On Mon, Jul 24, 2023 at 01:18:30PM +0900, Naohiro Aota wrote:
> For metadata write out on the zoned mode, we call
> btrfs_check_meta_write_pointer() to check if an extent buffer to be written
> is aligned to the write pointer.
> 
> We lookup for a block group containing the extent buffer for every extent
> buffer, which take unnecessary effort as the writing extent buffers are
> mostly contiguous.
> 
> Introduce "bg_context" to cache the block group working on.

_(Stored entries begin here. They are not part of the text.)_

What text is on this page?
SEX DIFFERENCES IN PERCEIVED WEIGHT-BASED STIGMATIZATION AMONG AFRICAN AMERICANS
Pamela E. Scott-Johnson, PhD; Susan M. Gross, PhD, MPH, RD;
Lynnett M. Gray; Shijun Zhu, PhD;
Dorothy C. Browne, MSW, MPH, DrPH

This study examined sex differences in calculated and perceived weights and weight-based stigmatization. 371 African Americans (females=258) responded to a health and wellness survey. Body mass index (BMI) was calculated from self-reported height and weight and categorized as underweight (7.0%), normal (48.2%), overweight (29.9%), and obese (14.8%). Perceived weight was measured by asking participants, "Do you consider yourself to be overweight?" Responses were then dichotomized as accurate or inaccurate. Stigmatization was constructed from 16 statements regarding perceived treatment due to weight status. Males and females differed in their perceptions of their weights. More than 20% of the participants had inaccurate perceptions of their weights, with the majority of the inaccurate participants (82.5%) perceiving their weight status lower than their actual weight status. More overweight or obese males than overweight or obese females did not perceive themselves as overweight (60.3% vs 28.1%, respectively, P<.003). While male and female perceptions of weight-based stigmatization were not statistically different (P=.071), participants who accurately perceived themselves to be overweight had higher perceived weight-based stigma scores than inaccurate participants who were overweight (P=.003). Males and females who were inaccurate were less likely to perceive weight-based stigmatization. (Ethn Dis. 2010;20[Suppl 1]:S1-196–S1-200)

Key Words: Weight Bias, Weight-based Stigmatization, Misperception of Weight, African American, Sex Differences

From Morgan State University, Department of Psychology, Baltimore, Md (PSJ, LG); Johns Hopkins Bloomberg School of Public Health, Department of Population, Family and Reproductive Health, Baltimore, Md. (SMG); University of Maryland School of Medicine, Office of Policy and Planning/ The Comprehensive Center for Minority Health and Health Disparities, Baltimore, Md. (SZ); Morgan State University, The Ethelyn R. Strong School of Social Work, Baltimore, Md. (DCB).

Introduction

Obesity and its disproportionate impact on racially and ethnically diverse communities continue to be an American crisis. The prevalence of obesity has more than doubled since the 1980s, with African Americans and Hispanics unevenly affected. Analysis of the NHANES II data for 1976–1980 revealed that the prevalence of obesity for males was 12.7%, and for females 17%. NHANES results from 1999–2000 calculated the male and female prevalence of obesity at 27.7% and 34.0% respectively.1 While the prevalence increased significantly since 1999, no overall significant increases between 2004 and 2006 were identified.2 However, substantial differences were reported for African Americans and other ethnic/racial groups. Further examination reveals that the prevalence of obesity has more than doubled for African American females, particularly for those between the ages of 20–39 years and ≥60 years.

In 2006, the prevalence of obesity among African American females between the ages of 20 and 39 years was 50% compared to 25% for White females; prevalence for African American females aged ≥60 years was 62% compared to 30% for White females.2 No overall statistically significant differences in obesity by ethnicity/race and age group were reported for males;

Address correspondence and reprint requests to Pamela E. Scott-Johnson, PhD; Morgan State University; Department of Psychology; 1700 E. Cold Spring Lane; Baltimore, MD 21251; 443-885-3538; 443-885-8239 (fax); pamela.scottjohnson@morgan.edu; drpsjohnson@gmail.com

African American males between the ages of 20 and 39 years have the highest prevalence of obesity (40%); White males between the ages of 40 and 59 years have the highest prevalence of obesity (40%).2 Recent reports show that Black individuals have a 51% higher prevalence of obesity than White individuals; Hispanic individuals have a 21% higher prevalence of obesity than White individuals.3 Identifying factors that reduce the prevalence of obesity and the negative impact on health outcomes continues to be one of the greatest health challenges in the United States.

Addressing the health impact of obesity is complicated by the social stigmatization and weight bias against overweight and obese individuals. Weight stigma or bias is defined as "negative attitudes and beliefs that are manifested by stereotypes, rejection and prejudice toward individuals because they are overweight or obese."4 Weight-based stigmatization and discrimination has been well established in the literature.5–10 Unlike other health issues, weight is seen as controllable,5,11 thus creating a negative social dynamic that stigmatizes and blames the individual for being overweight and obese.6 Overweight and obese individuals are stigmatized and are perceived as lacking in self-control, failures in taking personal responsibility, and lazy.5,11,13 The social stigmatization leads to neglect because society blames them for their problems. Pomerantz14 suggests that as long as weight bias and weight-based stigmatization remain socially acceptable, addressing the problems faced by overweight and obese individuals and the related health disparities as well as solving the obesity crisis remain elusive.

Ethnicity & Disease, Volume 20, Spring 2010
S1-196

As someone who already found the eb_context naming and handling in the
existing code highly confusing, I wonder if we should first add a new
eb_write_context structure, which initially contains the wbc
and eb_context pointers, and which also would grow the bg.  This
should make argument passing a little simpler, but most importantly
removes all the dealing with the double pointers that need a lot
of checking and clearing.

> diff --git a/fs/btrfs/zoned.c b/fs/btrfs/zoned.c
> index 5e4285ae112c..58bd2de4026d 100644
> --- a/fs/btrfs/zoned.c
> +++ b/fs/btrfs/zoned.c
> @@ -1751,27 +1751,33 @@ bool btrfs_check_meta_write_pointer(struct btrfs_fs_info *fs_info,
>  				    struct extent_buffer *eb,
>  				    struct btrfs_block_group **cache_ret)
>  {
>
>
> -	struct btrfs_block_group *cache;
> -	bool ret = true;
> +	struct btrfs_block_group *cache = NULL;

.. and independent of the above comment, I also found the "cache" and
"cache_ret" namings here very highly confusing.  What speaks again
using a bg-based naming that makes it clear what we're dealing with?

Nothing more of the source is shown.